Ann Pope’s opinion last week never mentioned anything about imposing judgment on any artist or censoring any entries for 927. What my concern is as an artist: What thought process, what artistic values are used to decide what was Best of Show?

As Allied Arts indicated, good art should evoke some kind of emotional response. By the very nature of that statement by Allied Arts that there is good art, then there must be bad art.

This “thing” is bad art and never should have won Best of Show.

I guess I’ll have to walk on the wild side into the plate of excrement with the judges, but I’ll be damned to sit down with them and say “yum.”

Bruce Marchese

Artist and member of Allied Arts, Cambria

Suicidal skunks

Suicidal skunks?

Does anyone know why there are so many suicidal skunks on the road lately? Are they looking for food, water, mates or just depressed?

It is not only Cambria, but all over the county.

Any ideas?

Bonny Spencer


Paradise lost

I am compelled to write this letter to express my deep sadness upon losing the most amazing, wonderful, quiet view from a home my husband and I built 15 years ago in order to be secluded and live a peaceful life among the beautiful trees of Cambria.

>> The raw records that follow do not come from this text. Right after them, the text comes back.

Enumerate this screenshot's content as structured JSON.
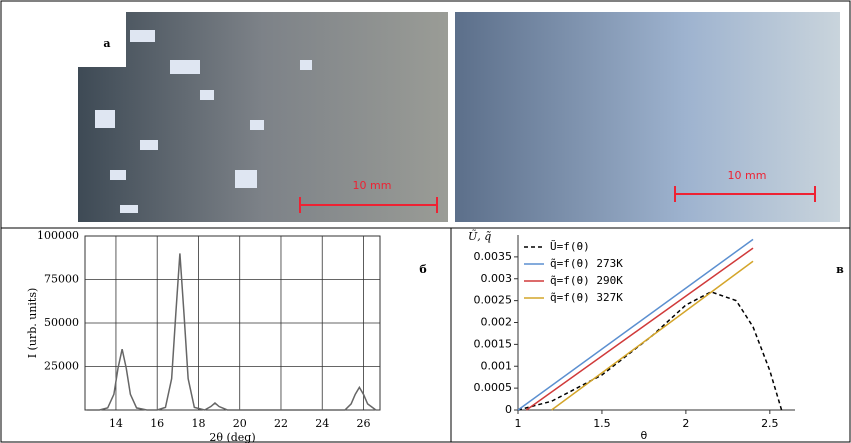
{
  "figure": {
    "labels": [
      "а",
      "б",
      "в"
    ],
    "scale_bars": [
      "10 mm",
      "10 mm"
    ]
  },
  "chart_data": [
    {
      "type": "line",
      "xlabel": "2θ (deg)",
      "ylabel": "I (urb. units)",
      "xlim": [
        12.5,
        26.8
      ],
      "ylim": [
        0,
        100000
      ],
      "xticks": [
        14,
        16,
        18,
        20,
        22,
        24,
        26
      ],
      "yticks": [
        25000,
        50000,
        75000,
        100000
      ],
      "grid": true,
      "series": [
        {
          "color": "#666666",
          "style": "solid",
          "x": [
            12.6,
            13.2,
            13.6,
            13.9,
            14.1,
            14.3,
            14.5,
            14.7,
            15.0,
            15.5,
            16.0,
            16.4,
            16.7,
            16.9,
            17.1,
            17.3,
            17.5,
            17.8,
            18.3,
            18.6,
            18.8,
            19.0,
            19.4,
            20,
            22,
            24,
            25.1,
            25.4,
            25.6,
            25.8,
            26.0,
            26.2,
            26.6
          ],
          "values": [
            0,
            0,
            1200,
            9000,
            24000,
            35000,
            24000,
            9000,
            1200,
            0,
            0,
            1500,
            18000,
            55000,
            90000,
            55000,
            18000,
            1500,
            0,
            2000,
            4000,
            2000,
            0,
            0,
            0,
            0,
            0,
            3500,
            9000,
            13000,
            9000,
            3500,
            0
          ]
        }
      ]
    },
    {
      "type": "line",
      "xlabel": "θ",
      "ylabel": "Ũ, q̃",
      "xlim": [
        1,
        2.65
      ],
      "ylim": [
        0,
        0.004
      ],
      "xticks": [
        1,
        1.5,
        2,
        2.5
      ],
      "yticks": [
        0,
        0.0005,
        0.001,
        0.0015,
        0.002,
        0.0025,
        0.003,
        0.0035
      ],
      "grid": false,
      "legend": "upper-left",
      "series": [
        {
          "name": "Ũ=f(θ)",
          "color": "#000000",
          "style": "dashed",
          "x": [
            1,
            1.2,
            1.5,
            1.8,
            2.0,
            2.15,
            2.3,
            2.4,
            2.5,
            2.57
          ],
          "values": [
            0,
            0.0002,
            0.0008,
            0.0017,
            0.0024,
            0.0027,
            0.0025,
            0.0019,
            0.0009,
            0
          ]
        },
        {
          "name": "q̃=f(θ) 273K",
          "color": "#5b8fd0",
          "style": "solid",
          "x": [
            1,
            2.4
          ],
          "values": [
            0,
            0.0039
          ]
        },
        {
          "name": "q̃=f(θ) 290K",
          "color": "#d03a3a",
          "style": "solid",
          "x": [
            1.05,
            2.4
          ],
          "values": [
            0,
            0.0037
          ]
        },
        {
          "name": "q̃=f(θ) 327K",
          "color": "#d4a52a",
          "style": "solid",
          "x": [
            1.2,
            2.4
          ],
          "values": [
            0,
            0.0034
          ]
        }
      ]
    }
  ]
}
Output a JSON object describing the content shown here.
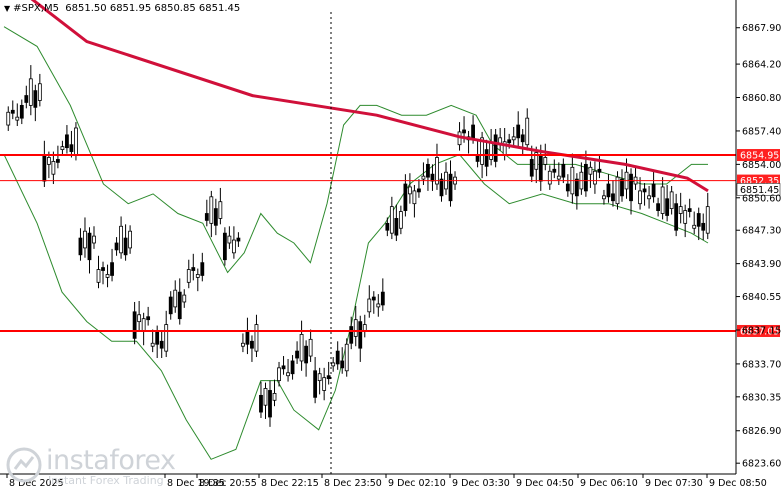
{
  "header": {
    "symbol": "#SPX,M5",
    "ohlc": "6851.50 6851.95 6850.85 6851.45"
  },
  "watermark": {
    "name": "instaforex",
    "tagline": "Instant Forex Trading"
  },
  "colors": {
    "level_line": "#ff0000",
    "ma_line": "#d0103a",
    "bands": "#2e8b2e",
    "candle": "#000000",
    "price_label_bg": "#ff2020",
    "current_label_bg": "#ffffff"
  },
  "chart_data": {
    "type": "candlestick",
    "ylim": [
      6822.5,
      6869.5
    ],
    "grid": false,
    "y_ticks": [
      "6867.90",
      "6864.20",
      "6860.80",
      "6857.40",
      "6854.00",
      "6850.60",
      "6847.30",
      "6843.90",
      "6840.55",
      "6837.15",
      "6833.70",
      "6830.35",
      "6826.90",
      "6823.60"
    ],
    "x_ticks": [
      "8 Dec 2025",
      "8 Dec 19:35",
      "8 Dec 20:55",
      "8 Dec 22:15",
      "8 Dec 23:50",
      "9 Dec 02:10",
      "9 Dec 03:30",
      "9 Dec 04:50",
      "9 Dec 06:10",
      "9 Dec 07:30",
      "9 Dec 08:50"
    ],
    "levels": [
      {
        "value": 6854.95,
        "label": "6854.95",
        "style": "solid"
      },
      {
        "value": 6852.35,
        "label": "6852.35",
        "style": "thin"
      },
      {
        "value": 6837.05,
        "label": "6837.05",
        "style": "solid"
      }
    ],
    "current_price": {
      "value": 6851.45,
      "label": "6851.45"
    },
    "moving_average": [
      [
        0,
        6873.0
      ],
      [
        20,
        6866.5
      ],
      [
        60,
        6861.0
      ],
      [
        90,
        6859.0
      ],
      [
        110,
        6856.8
      ],
      [
        130,
        6855.3
      ],
      [
        150,
        6854.0
      ],
      [
        165,
        6852.6
      ],
      [
        170,
        6851.3
      ]
    ],
    "bollinger_upper": [
      [
        0,
        6868
      ],
      [
        8,
        6866
      ],
      [
        16,
        6860
      ],
      [
        24,
        6852
      ],
      [
        30,
        6850
      ],
      [
        36,
        6851
      ],
      [
        42,
        6849
      ],
      [
        48,
        6848
      ],
      [
        54,
        6843
      ],
      [
        58,
        6845
      ],
      [
        62,
        6849
      ],
      [
        66,
        6847
      ],
      [
        70,
        6846
      ],
      [
        74,
        6844
      ],
      [
        78,
        6850
      ],
      [
        82,
        6858
      ],
      [
        86,
        6860
      ],
      [
        90,
        6860
      ],
      [
        96,
        6859
      ],
      [
        102,
        6859
      ],
      [
        108,
        6860
      ],
      [
        114,
        6859
      ],
      [
        118,
        6856
      ],
      [
        124,
        6854
      ],
      [
        130,
        6854
      ],
      [
        138,
        6854
      ],
      [
        146,
        6853
      ],
      [
        154,
        6852
      ],
      [
        160,
        6852
      ],
      [
        166,
        6854
      ],
      [
        170,
        6854
      ]
    ],
    "bollinger_lower": [
      [
        0,
        6855
      ],
      [
        8,
        6848
      ],
      [
        14,
        6841
      ],
      [
        20,
        6838
      ],
      [
        26,
        6836
      ],
      [
        32,
        6836
      ],
      [
        38,
        6833
      ],
      [
        44,
        6828
      ],
      [
        50,
        6824
      ],
      [
        56,
        6825
      ],
      [
        62,
        6832
      ],
      [
        66,
        6832
      ],
      [
        70,
        6829
      ],
      [
        76,
        6827
      ],
      [
        80,
        6831
      ],
      [
        84,
        6838
      ],
      [
        88,
        6846
      ],
      [
        92,
        6848
      ],
      [
        98,
        6852
      ],
      [
        104,
        6854
      ],
      [
        110,
        6855
      ],
      [
        116,
        6852
      ],
      [
        122,
        6850
      ],
      [
        130,
        6851
      ],
      [
        138,
        6850
      ],
      [
        146,
        6850
      ],
      [
        154,
        6849
      ],
      [
        160,
        6848
      ],
      [
        166,
        6847
      ],
      [
        170,
        6846
      ]
    ],
    "candles_ohlc": [
      [
        6863,
        6866,
        6857,
        6859
      ],
      [
        6859,
        6864,
        6855,
        6861
      ],
      [
        6861,
        6862,
        6852,
        6854
      ],
      [
        6854,
        6859,
        6849,
        6856
      ],
      [
        6856,
        6858,
        6843,
        6846
      ],
      [
        6846,
        6852,
        6838,
        6843
      ],
      [
        6843,
        6848,
        6839,
        6846
      ],
      [
        6846,
        6850,
        6835,
        6838
      ],
      [
        6838,
        6842,
        6834,
        6836
      ],
      [
        6836,
        6843,
        6832,
        6840
      ],
      [
        6840,
        6846,
        6836,
        6843
      ],
      [
        6843,
        6851,
        6839,
        6849
      ],
      [
        6849,
        6851,
        6844,
        6846
      ],
      [
        6846,
        6848,
        6833,
        6836
      ],
      [
        6836,
        6840,
        6828,
        6830
      ],
      [
        6830,
        6836,
        6827,
        6833
      ],
      [
        6833,
        6837,
        6829,
        6835
      ],
      [
        6835,
        6838,
        6831,
        6832
      ],
      [
        6832,
        6836,
        6829,
        6834
      ],
      [
        6834,
        6839,
        6832,
        6837
      ],
      [
        6837,
        6842,
        6834,
        6840
      ],
      [
        6840,
        6849,
        6837,
        6848
      ],
      [
        6848,
        6852,
        6846,
        6851
      ],
      [
        6851,
        6855,
        6849,
        6853
      ],
      [
        6853,
        6855,
        6850,
        6852
      ],
      [
        6852,
        6858,
        6851,
        6857
      ],
      [
        6857,
        6859,
        6854,
        6855
      ],
      [
        6855,
        6857,
        6853,
        6856
      ],
      [
        6856,
        6859,
        6854,
        6857
      ],
      [
        6857,
        6858,
        6853,
        6854
      ],
      [
        6854,
        6856,
        6851,
        6853
      ],
      [
        6853,
        6856,
        6850,
        6852
      ],
      [
        6852,
        6855,
        6849,
        6853
      ],
      [
        6853,
        6855,
        6850,
        6851
      ],
      [
        6851,
        6854,
        6850,
        6852
      ],
      [
        6852,
        6854,
        6850,
        6851
      ],
      [
        6851,
        6853,
        6849,
        6850
      ],
      [
        6850,
        6852,
        6847,
        6849
      ],
      [
        6849,
        6851,
        6846,
        6848
      ],
      [
        6848,
        6851,
        6846,
        6851
      ]
    ]
  }
}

Granted, some people may think eucalyptus trees are not the most beautiful. But the spot that they were viciously destroyed in a few days in our backyard was our beauty, and it is heartbreaking to see them gone. They were more than 100 years old and planted on purpose as a wind-breaker for Cambria.

Upon waking up to the shrill sound of saws and shredders and the cutting down of every eucalyptus tree on the rodeo grounds, I drove down to ask why. I was told it was the first phase of the community park that will probably never be built because there’s not enough water and not enough money.

But there was enough money to destroy our precious sanctuary without even a notice that it was going to take place.

How would you feel as a homeowner here if your house was drastically altered in one day without at least a courtesy notice?

Lynda Laylon

Vault Gallery, Cambria

Water comes first

If it is true that there is any realistic possibility of Cambrians running out of water at the tap, I don’t understand how either Pinedorado or the Scarecrow Festival can go on this year as scheduled.

Regardless of conservation efforts, there can be no doubt that water use would go up significantly during these events.

I recognize that both events are important to the business community and the people it employs, but I believe that the individual residents of Cambria should be given first consideration.

It is not an acceptable potential alternative to assure Cambria’s residents that bottled water will be available to them in the event that the taps run dry.